Aparecen además emociones como
la tristeza, la soledad, el miedo, la frustración, la inseguridad, pero también
la esperanza, la amistad, la resiliencia y el deseo de construir relaciones más
positivas”, señala Juan Pablo.
Este enfoque está muy presente en iniciativas como CreaCine, programa de Good Neighbors Chile que utiliza la creación audiovisual para fortalecer habilidades socioemocionales a través del trabajo colaborativo y la construcción de historias colectivas. Durante el proceso, los estudiantes asumen distintos roles, intercambian ideas y enfrentan desafíos que requieren comunicación y cooperación.
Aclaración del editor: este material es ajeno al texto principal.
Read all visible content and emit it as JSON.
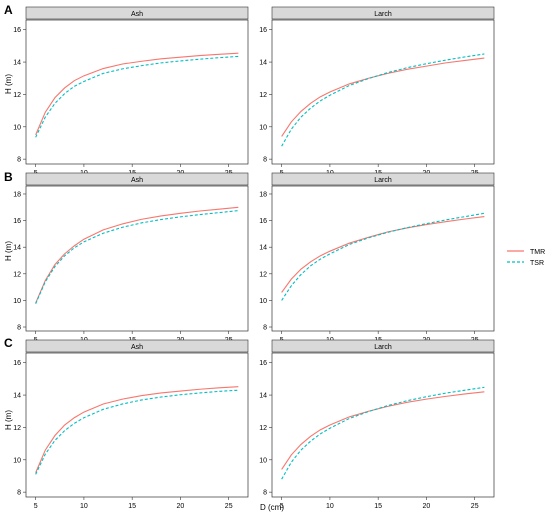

“Además, durante el proceso
de creación los estudiantes aprenden a reconocer y expresar emociones, a
valorar las ideas de otros y a construir proyectos colectivos, desarrollando
herramientas que les serán útiles tanto dentro como fuera de la escuela”.
Otro de los aportes de la
ficción es que permite abordar temas sensibles sin que los estudiantes sientan
que deben exponer directamente sus propias vivencias.
“La participación suele
aumentar considerablemente. Hablar de un personaje o de una historia resulta
menos intimidante que hablar de uno mismo. Esto genera un ambiente de mayor
confianza. Muchas veces, quienes son más tímidos o reservados encuentran en la
ficción una puerta de entrada para expresarse y ser escuchados”, comenta el
vocero de Good Neighbors Chile.
El impacto de estas
experiencias suele reflejarse en la forma en que los estudiantes participan y
se relacionan con quienes los rodean. Según explican desde Good Neighbors
Chile, los espacios de creación y reflexión en torno a historias pueden
transformarse en oportunidades concretas para fortalecer la convivencia y la
confianza en sí mismos.
También vemos grupos que
fortalecen sus relaciones, resuelven mejor sus diferencias y desarrollan un
sentido de pertenencia más positivo. En muchos casos, los propios estudiantes
descubren capacidades que no sabían que tenían, lo que contribuye a fortalecer
su autoestima”, asegura Juan Pablo.
Sobre Good Neighbors Chile. Promovemos el desarrollo integral de niñas, niños y jóvenes en situación de vulnerabilidad. Esto lo hacemos por medio de la creación de experiencias socioeducativas de innovación y vanguardia que potencien sus habilidades socioemocionales y cognitivas.